The model achieves good performance on the test set, particularly effective at:
- Distinguishing between greetings and general statements
- Identifying questions in both MSA and Iraqi dialect
- Classifying complaints and technical issues
- Handling mixed dialectal variations

## Supported Dialects

- **Modern Standard Arabic (MSA)**: Formal Arabic text
- **Iraqi Dialect**: Colloquial Iraqi Arabic expressions and vocabulary

## Limitations

- The model is specifically trained on MSA and Iraqi dialect; performance may vary with other Arabic dialects
- Limited to 4 predefined categories
- Performance depends on the similarity of input text to training data patterns
- Maximum input length is 128 tokens

## Ethical Considerations

This model is intended for text classification purposes and should be used responsibly.
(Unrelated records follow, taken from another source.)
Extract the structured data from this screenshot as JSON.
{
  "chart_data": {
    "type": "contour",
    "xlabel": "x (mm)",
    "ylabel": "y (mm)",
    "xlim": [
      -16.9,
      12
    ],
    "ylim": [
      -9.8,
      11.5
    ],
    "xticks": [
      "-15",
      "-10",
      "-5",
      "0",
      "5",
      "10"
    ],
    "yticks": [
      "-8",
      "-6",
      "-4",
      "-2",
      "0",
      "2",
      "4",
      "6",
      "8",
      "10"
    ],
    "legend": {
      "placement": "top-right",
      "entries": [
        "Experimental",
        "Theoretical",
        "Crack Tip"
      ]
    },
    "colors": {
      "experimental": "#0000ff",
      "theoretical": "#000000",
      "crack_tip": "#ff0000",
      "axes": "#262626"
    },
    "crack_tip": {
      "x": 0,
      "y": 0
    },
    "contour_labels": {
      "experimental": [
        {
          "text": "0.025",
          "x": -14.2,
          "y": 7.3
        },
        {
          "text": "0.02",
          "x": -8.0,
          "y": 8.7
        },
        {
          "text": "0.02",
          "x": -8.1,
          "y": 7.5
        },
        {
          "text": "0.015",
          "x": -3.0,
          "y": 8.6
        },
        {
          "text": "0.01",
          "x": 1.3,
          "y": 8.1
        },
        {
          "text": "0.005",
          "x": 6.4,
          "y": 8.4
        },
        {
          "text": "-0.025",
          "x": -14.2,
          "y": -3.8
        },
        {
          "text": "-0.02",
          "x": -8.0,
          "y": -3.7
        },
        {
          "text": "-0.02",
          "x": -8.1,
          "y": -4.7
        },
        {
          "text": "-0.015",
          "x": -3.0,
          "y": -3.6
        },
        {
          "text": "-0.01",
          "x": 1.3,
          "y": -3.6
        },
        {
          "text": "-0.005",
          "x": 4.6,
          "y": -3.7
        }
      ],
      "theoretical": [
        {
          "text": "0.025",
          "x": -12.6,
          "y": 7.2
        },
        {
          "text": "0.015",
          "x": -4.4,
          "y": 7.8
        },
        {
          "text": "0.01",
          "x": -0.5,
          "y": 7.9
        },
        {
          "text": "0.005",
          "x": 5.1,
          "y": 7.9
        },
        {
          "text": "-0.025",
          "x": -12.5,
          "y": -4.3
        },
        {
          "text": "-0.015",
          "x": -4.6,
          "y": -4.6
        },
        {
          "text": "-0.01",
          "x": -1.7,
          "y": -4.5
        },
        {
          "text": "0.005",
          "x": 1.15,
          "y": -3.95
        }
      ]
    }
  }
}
Users should be aware that:
- The model may reflect biases present in the training data
- Performance may vary across different Arabic dialects not represented in training
- The model should not be used for sensitive applications without proper validation

## Citation

If you use this model in your research, please cite:

```bibtex
@misc{arabic-mi-classifier,
  title={Arabic Message Classification Model},
  author={Ahmed Majid},
  year={2025},
  howpublished={Hugging Face Model Hub},
  url={https://huggingface.co/ahmedmajid92/Arabic_MI_Classifier}
}
```

## Model Card

For more detailed information about the model's intended use, training data, and ethical considerations, please refer to the model card.

## Contact

For questions or issues, please contact ahmed1991madrid@gmail.com or create an issue in the model repository.

## License

This model is released under the MIT License, same as the base model `morit/arabic_xlm_xnli`.